The dollar lost ground against sterling and other major peers today as investor sentiment picked up following the UK’s dramatic U-turn over the tax-slashing mini budget that had roiled global markets.
The British pound extended gains following a media report that the Bank of England is set to delay quantitative tightening until bond markets calm.
Sterling jumped 0.36% to $1.1398, approaching yesterday’s high of $1.144, the strongest level since October 5.
The Financial Times reported that the Bank of England is likely to delay the sale of billions of pounds of government bonds, in a bid to encourage greater stability in gilt markets.
That is after Jeremy Hunt, who was appointed finance minister by Prime Minister Liz Truss on Friday, reversed swathes of the £45 billion “mini-budget” that sent sterling crashing to record lows.
The euro added 0.14% to $0.9859, and touched $0.98655 for the first time since October 6.
The US dollar index – which measures the greenback against six major peers, including sterling, the euro and the yen – sagged 0.21% to 111.85, the lowest level since October 6.

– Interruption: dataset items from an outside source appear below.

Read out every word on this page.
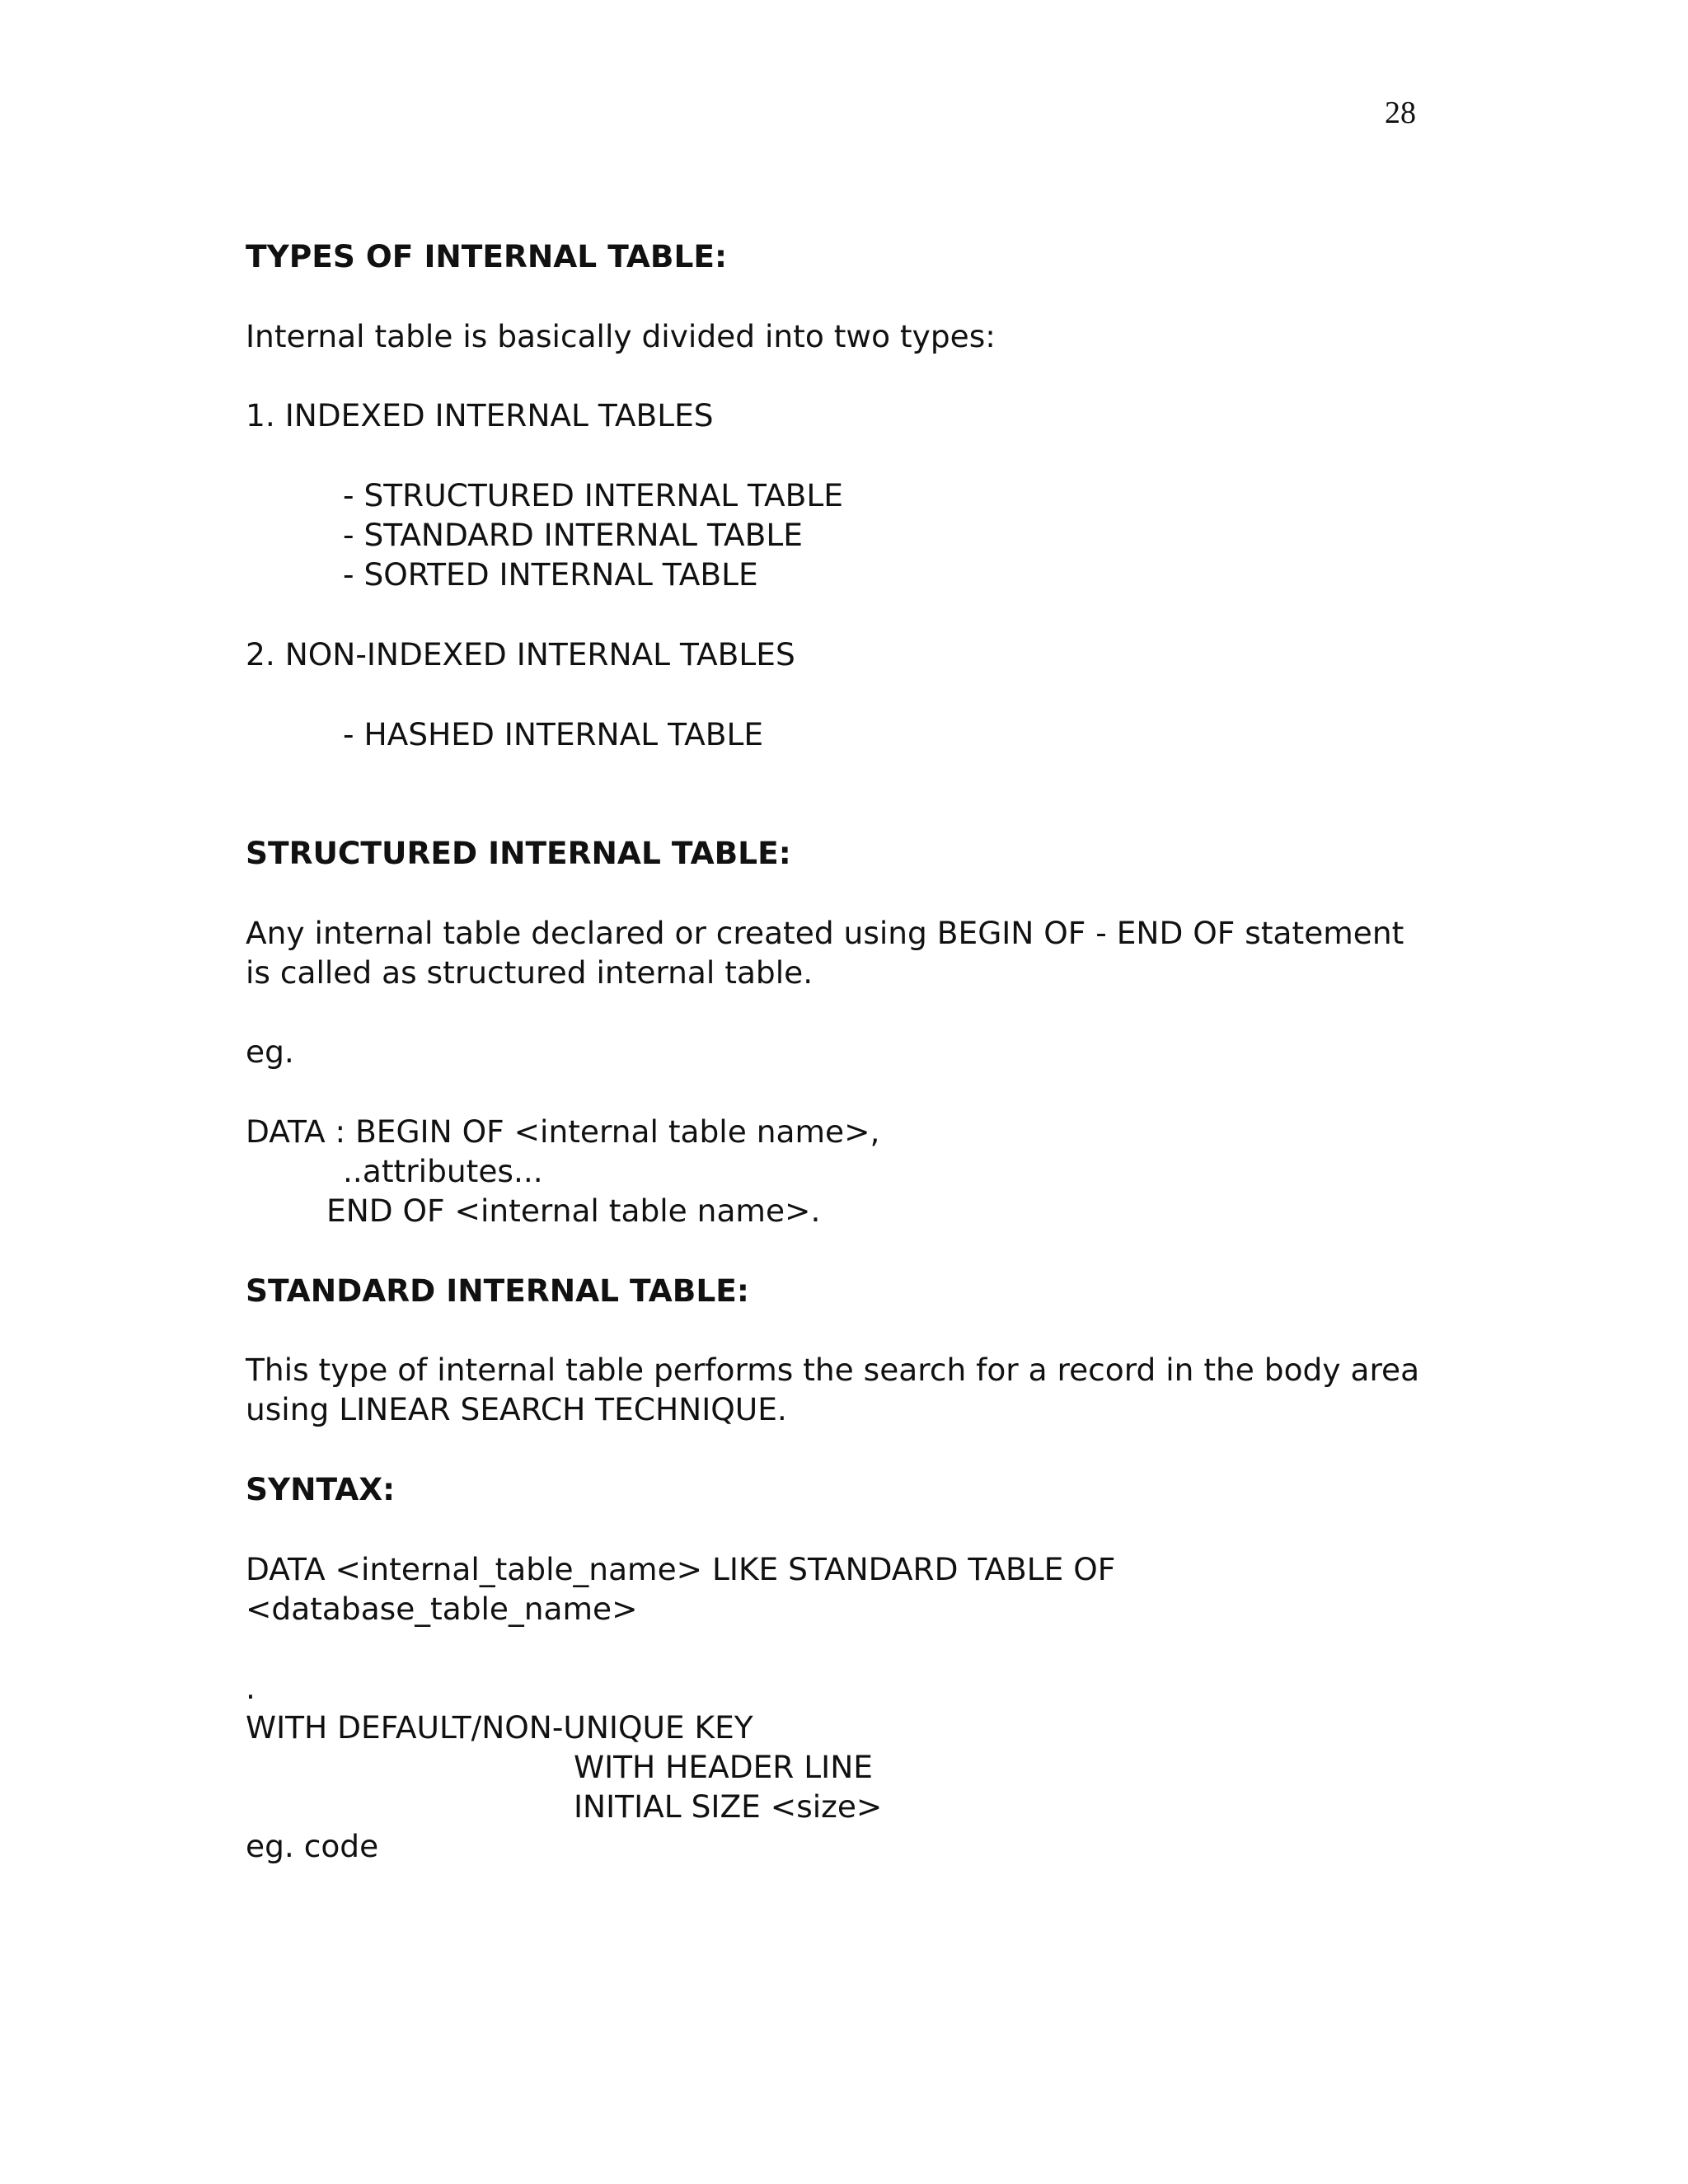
28
TYPES OF INTERNAL TABLE:
Internal table is basically divided into two types:
1. INDEXED INTERNAL TABLES
- STRUCTURED INTERNAL TABLE
- STANDARD INTERNAL TABLE
- SORTED INTERNAL TABLE
2. NON-INDEXED INTERNAL TABLES
- HASHED INTERNAL TABLE
STRUCTURED INTERNAL TABLE:
Any internal table declared or created using BEGIN OF - END OF statement
is called as structured internal table.
eg.
DATA : BEGIN OF <internal table name>,
..attributes...
END OF <internal table name>.
STANDARD INTERNAL TABLE:
This type of internal table performs the search for a record in the body area
using LINEAR SEARCH TECHNIQUE.
SYNTAX:
DATA <internal_table_name> LIKE STANDARD TABLE OF
<database_table_name>
.
WITH DEFAULT/NON-UNIQUE KEY
WITH HEADER LINE
INITIAL SIZE <size>
eg. code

The US currency weakened 0.13% to 148.82 yen after pushing to 149.10 late last night for the first time since August 1990.
New Zealand’s kiwi surged 1.1% to $0.56975. The UK news saw the currency extend gains from a report that showed consumer inflation continued to hover near three-decade highs in the third quarter, boosting bets for further rate hikes.
The Aussie strengthened 0.39% to $0.63185. It also got new life from developments in Britain, after receiving a short-lived boost in the Asian morning after minutes from the Reserve Bank’s last meeting showed the decision to slow the pace of rate hikes was “finely balanced.”
The central bank’s deputy governor Michele Bullock reinforced that by saying in a speech today that the RBA can keep pace with tightening by global peers.